On August 21, 2017, Past Chapter Presidents Bill Stainton, CSP and Vanna Novak organized a celebration for Brian Walter and Anna Liotta at the World Trade Center in Seattle to celebrate our chapter’s first representation in the National President track. Brian is currently serving as National President from July 2017-18, and Anna Liotta will be serving as National President from July 2019-2020.
True to NSANW style, it was a very fun event with crazy presentations, including Brian and Anna’s heads on a stick. We affectionately renamed the event “President Bri-Ana’s Celebration” and renamed them “President Bri-Ana”.
Here is one of the activities we did,
“Top 10 Benefits of Being National NSA President.”
10. When you die, your face can be on NSA currency.
09. You don’t get to spend the night in the Lincoln Bedroom, but you DO get to spend seven hours in Jan McLaughlin’s walk-in closet.

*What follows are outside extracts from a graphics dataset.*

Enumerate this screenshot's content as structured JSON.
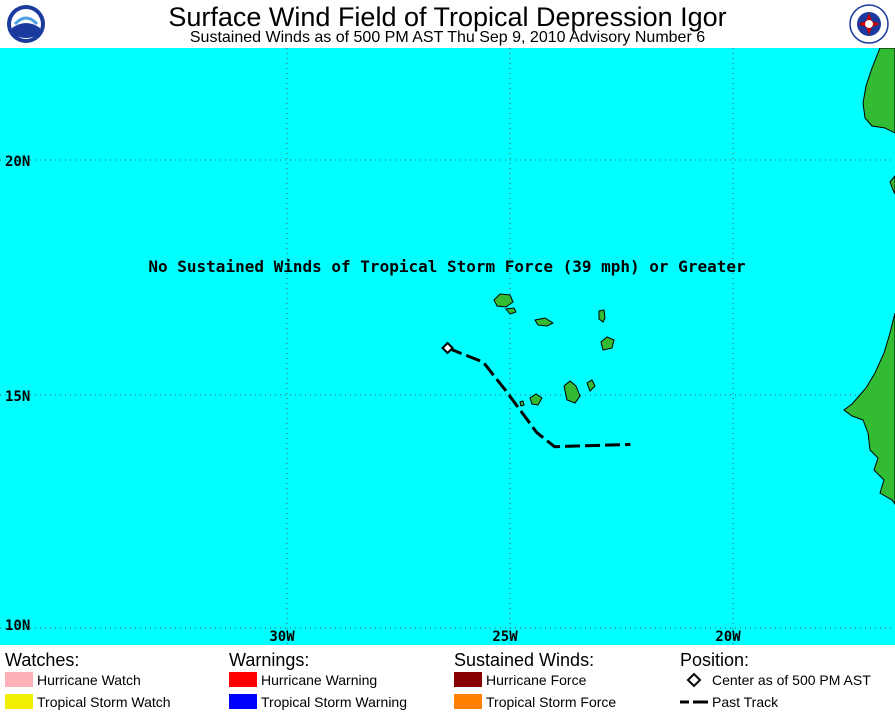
{
  "header": {
    "title": "Surface Wind Field of Tropical Depression Igor",
    "subtitle": "Sustained Winds as of 500 PM AST Thu Sep 9, 2010    Advisory Number 6",
    "left_logo_text": "NOAA",
    "right_logo_text": "NATIONAL WEATHER SERVICE"
  },
  "map": {
    "ocean_color": "#00ffff",
    "land_color": "#33bb33",
    "message": "No Sustained Winds of Tropical Storm Force (39 mph) or Greater",
    "lat_labels": [
      "20N",
      "15N",
      "10N"
    ],
    "lon_labels": [
      "30W",
      "25W",
      "20W"
    ],
    "storm_center": {
      "lat": 16.0,
      "lon": -26.4
    },
    "past_track": [
      {
        "lat": 16.0,
        "lon": -26.4
      },
      {
        "lat": 15.7,
        "lon": -25.6
      },
      {
        "lat": 15.1,
        "lon": -25.1
      },
      {
        "lat": 14.2,
        "lon": -24.4
      },
      {
        "lat": 13.9,
        "lon": -24.0
      },
      {
        "lat": 13.95,
        "lon": -22.3
      }
    ]
  },
  "legend": {
    "watches": {
      "heading": "Watches:",
      "items": [
        {
          "label": "Hurricane Watch",
          "color": "#ffb0b8"
        },
        {
          "label": "Tropical Storm Watch",
          "color": "#f0f000"
        }
      ]
    },
    "warnings": {
      "heading": "Warnings:",
      "items": [
        {
          "label": "Hurricane Warning",
          "color": "#ff0000"
        },
        {
          "label": "Tropical Storm Warning",
          "color": "#0000ff"
        }
      ]
    },
    "winds": {
      "heading": "Sustained Winds:",
      "items": [
        {
          "label": "Hurricane Force",
          "color": "#880000"
        },
        {
          "label": "Tropical Storm Force",
          "color": "#ff8000"
        }
      ]
    },
    "position": {
      "heading": "Position:",
      "center_label": "Center as of 500 PM AST",
      "track_label": "Past Track"
    }
  }
}
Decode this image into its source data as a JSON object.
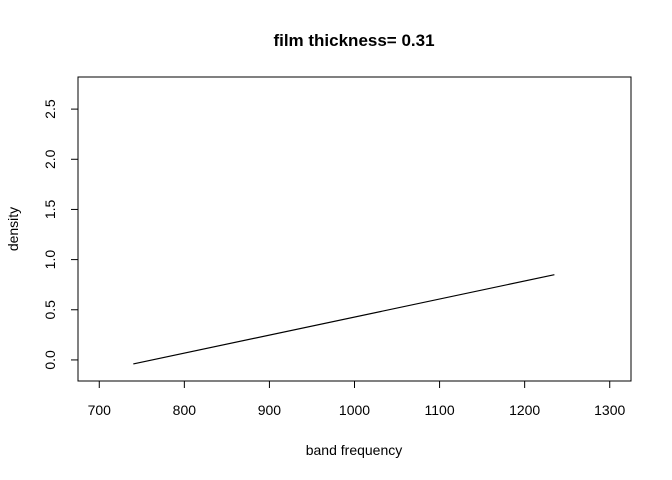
{
  "chart_data": {
    "type": "line",
    "title": "film thickness=  0.31",
    "xlabel": "band frequency",
    "ylabel": "density",
    "xlim": [
      675,
      1325
    ],
    "ylim": [
      -0.21,
      2.82
    ],
    "xticks": [
      700,
      800,
      900,
      1000,
      1100,
      1200,
      1300
    ],
    "yticks": [
      0.0,
      0.5,
      1.0,
      1.5,
      2.0,
      2.5
    ],
    "ytick_labels": [
      "0.0",
      "0.5",
      "1.0",
      "1.5",
      "2.0",
      "2.5"
    ],
    "grid": false,
    "series": [
      {
        "x": [
          740,
          1235
        ],
        "y": [
          -0.04,
          0.85
        ]
      }
    ]
  }
}
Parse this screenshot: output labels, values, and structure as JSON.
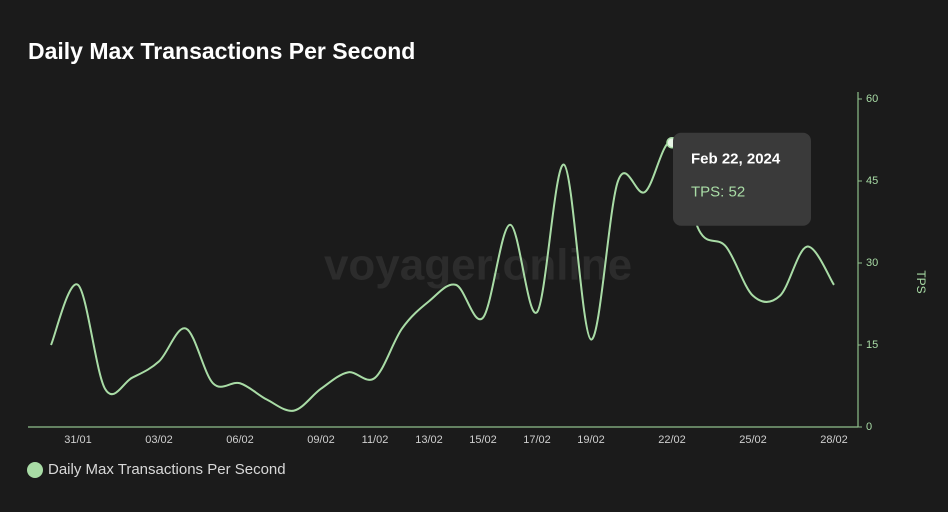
{
  "chart_data": {
    "type": "line",
    "title": "Daily Max Transactions Per Second",
    "watermark": "voyager.online",
    "y_label": "TPS",
    "categories": [
      null,
      "31/01",
      null,
      null,
      "03/02",
      null,
      null,
      "06/02",
      null,
      null,
      "09/02",
      null,
      "11/02",
      null,
      "13/02",
      null,
      "15/02",
      null,
      "17/02",
      null,
      "19/02",
      null,
      null,
      "22/02",
      null,
      null,
      "25/02",
      null,
      null,
      "28/02"
    ],
    "series": [
      {
        "name": "Daily Max Transactions Per Second",
        "color": "#a9dca6",
        "values": [
          15,
          26,
          7,
          9,
          12,
          18,
          8,
          8,
          5,
          3,
          7,
          10,
          9,
          18,
          23,
          26,
          20,
          37,
          21,
          48,
          16,
          45,
          43,
          52,
          36,
          33,
          24,
          24,
          33,
          26
        ]
      }
    ],
    "ylim": [
      0,
      60
    ],
    "yticks": [
      0,
      15,
      30,
      45,
      60
    ],
    "tooltip": {
      "title": "Feb 22, 2024",
      "text": "TPS: 52"
    },
    "grid": false
  }
}
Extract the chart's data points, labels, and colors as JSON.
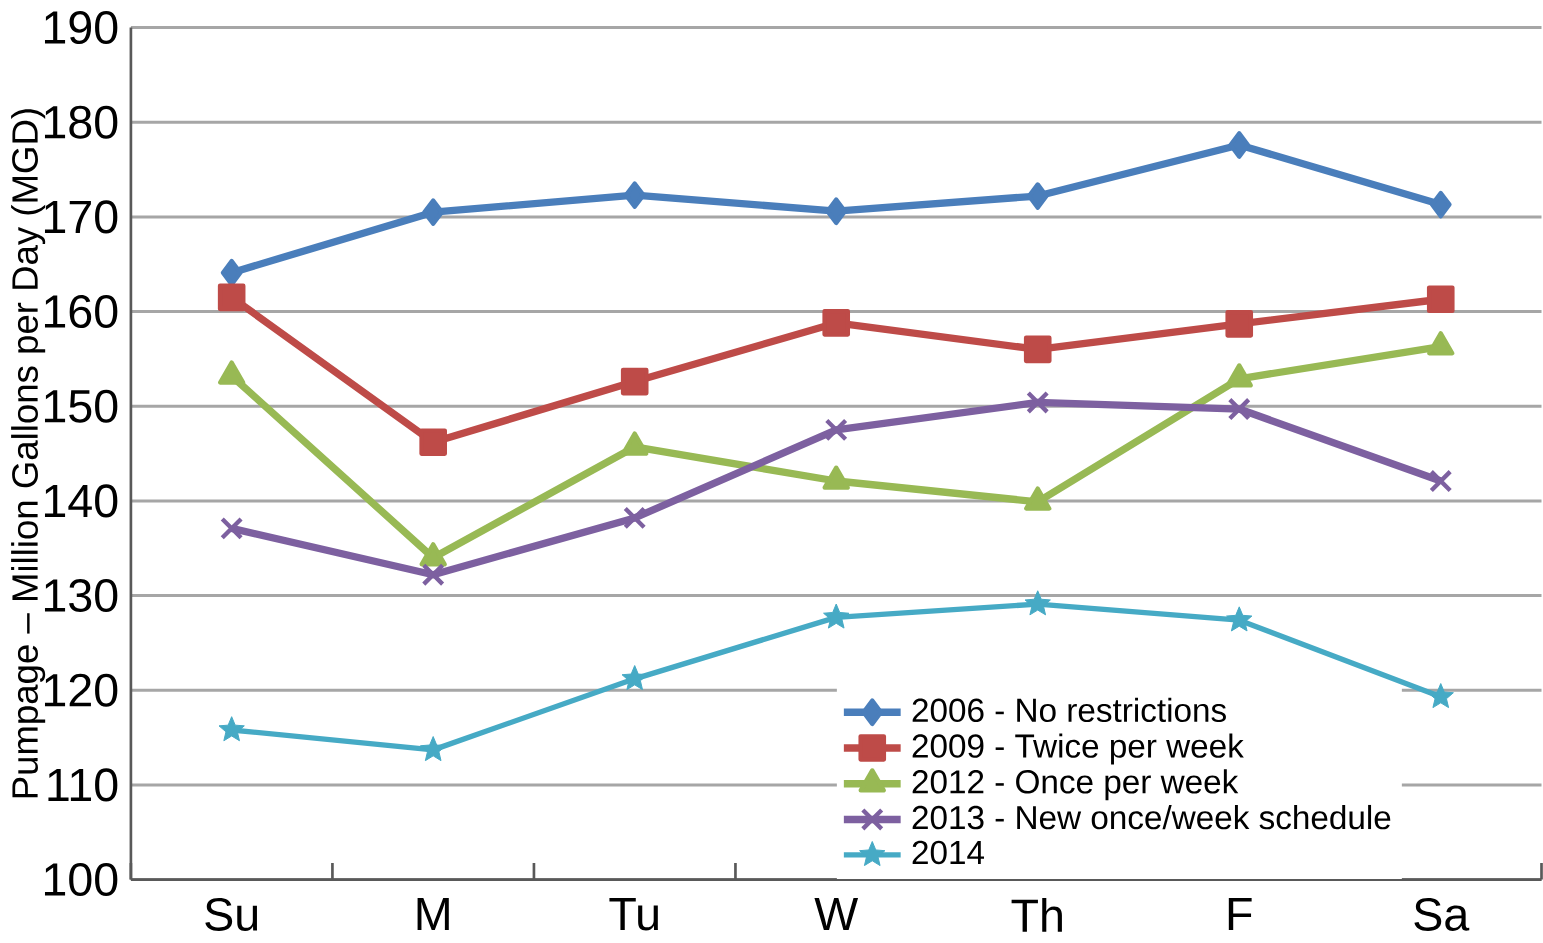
{
  "chart_data": {
    "type": "line",
    "ylabel": "Pumpage – Million Gallons per Day (MGD)",
    "categories": [
      "Su",
      "M",
      "Tu",
      "W",
      "Th",
      "F",
      "Sa"
    ],
    "ylim": [
      100,
      190
    ],
    "yticks": [
      100,
      110,
      120,
      130,
      140,
      150,
      160,
      170,
      180,
      190
    ],
    "grid": "y",
    "legend": "bottom right",
    "series": [
      {
        "name": "2006 - No restrictions",
        "color": "#4a7ebb",
        "marker": "diamond",
        "values": [
          164.1,
          170.5,
          172.3,
          170.6,
          172.2,
          177.6,
          171.3
        ]
      },
      {
        "name": "2009 - Twice per week",
        "color": "#be4b48",
        "marker": "square",
        "values": [
          161.5,
          146.2,
          152.6,
          158.8,
          156.0,
          158.7,
          161.3
        ]
      },
      {
        "name": "2012 - Once per week",
        "color": "#98b954",
        "marker": "triangle",
        "values": [
          153.2,
          134.0,
          145.7,
          142.1,
          139.9,
          152.9,
          156.3
        ]
      },
      {
        "name": "2013 - New once/week schedule",
        "color": "#7d60a0",
        "marker": "cross",
        "values": [
          137.1,
          132.2,
          138.2,
          147.5,
          150.4,
          149.7,
          142.1
        ]
      },
      {
        "name": "2014",
        "color": "#46aac5",
        "marker": "star",
        "values": [
          115.8,
          113.7,
          121.2,
          127.7,
          129.1,
          127.4,
          119.3
        ]
      }
    ]
  }
}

08. Can make the sun disappear…well Brian can. (The event was held on the day of the total solar eclipse.)
07. Has veto power over the Max Dixon Eloquence Awardee.
06. Gullible people think you run the National Security Agency.
05. Gets to determine the exact shade of Mel DePaoli dyes her hair each year.
04. Gets to call out CNN as fake news…I’m sorry, that’s a benefit of being UNITED STATES President. I don’t know how that got in there.
03. Ten percent of all membership dues goes into your personal “sequined wardrobe” account.
02. The President of Toastmasters HAS to return your phone calls.
And the number one benefit of being National NSA President…the President of NSA is also technically the Earl of Bell.